The closest Project Healing Waters group is in the Twin Cities, but Winkler hopes that will eventually change. He wants to see a group develop in southeastern Minnesota, either out of Rochester or Winona, and would offer any support to someone willing make that move. The only requirement for starting a group is a local sponsor, such as a local trout organization or fly fishermen’s organization. “We’d certainly be able to do a little bit to help them out from the Twin Cities,” said Winkler. “It’s so much fun. It’s so much fun,” he added.

Volunteer Support
Project Healing Waters is a success due to its volunteers, people that are willing to donate their time in order to share their knowledge and love for the sport of fly fishing. “The
volunteers are so great here,” said Winkler. “They are so interested in helping people…They are just so willing to give their time to make sure these people have a good experience.”

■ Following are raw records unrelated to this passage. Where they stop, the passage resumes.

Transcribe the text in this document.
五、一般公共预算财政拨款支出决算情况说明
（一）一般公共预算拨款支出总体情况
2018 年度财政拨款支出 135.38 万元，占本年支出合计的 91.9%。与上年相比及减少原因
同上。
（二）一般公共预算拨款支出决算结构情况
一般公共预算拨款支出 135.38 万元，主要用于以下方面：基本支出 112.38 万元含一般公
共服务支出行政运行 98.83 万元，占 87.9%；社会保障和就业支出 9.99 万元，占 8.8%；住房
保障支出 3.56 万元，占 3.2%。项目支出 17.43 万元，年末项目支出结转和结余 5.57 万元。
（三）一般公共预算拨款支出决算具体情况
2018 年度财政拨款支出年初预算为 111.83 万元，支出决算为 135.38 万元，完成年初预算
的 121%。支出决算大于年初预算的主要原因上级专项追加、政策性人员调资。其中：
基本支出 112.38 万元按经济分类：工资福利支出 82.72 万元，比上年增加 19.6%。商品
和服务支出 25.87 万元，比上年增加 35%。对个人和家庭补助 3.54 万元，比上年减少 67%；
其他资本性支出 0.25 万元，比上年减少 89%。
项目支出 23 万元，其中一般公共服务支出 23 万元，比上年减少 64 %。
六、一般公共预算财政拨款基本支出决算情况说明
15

Winkler has 115 volunteers on his list for the Twin Cities chapter of Project Healing Waters. Although some can only help out two to three times a year, Winkler noted that
they always turn up when they are needed. Veteran and Project Healing Waters volunteer Bots (“It’s the only name I go by”) noted about the program, “If it wasn’t an organization I believed in, I would not be here.” He added, “The volunteers through Project Healing Waters fly fishing are some of the greatest people you’ll ever meet. Everyone one of them is dedicated….They are
interested in helping you in any shape or form they can.” A veteran of Vietnam, Bots remembers a time veterans were not well-received, and thus is skeptical of people when they say that they are there to help. Yet, with the volunteers with Project Healing Waters, he observed, “These guys are genuine. They really are.”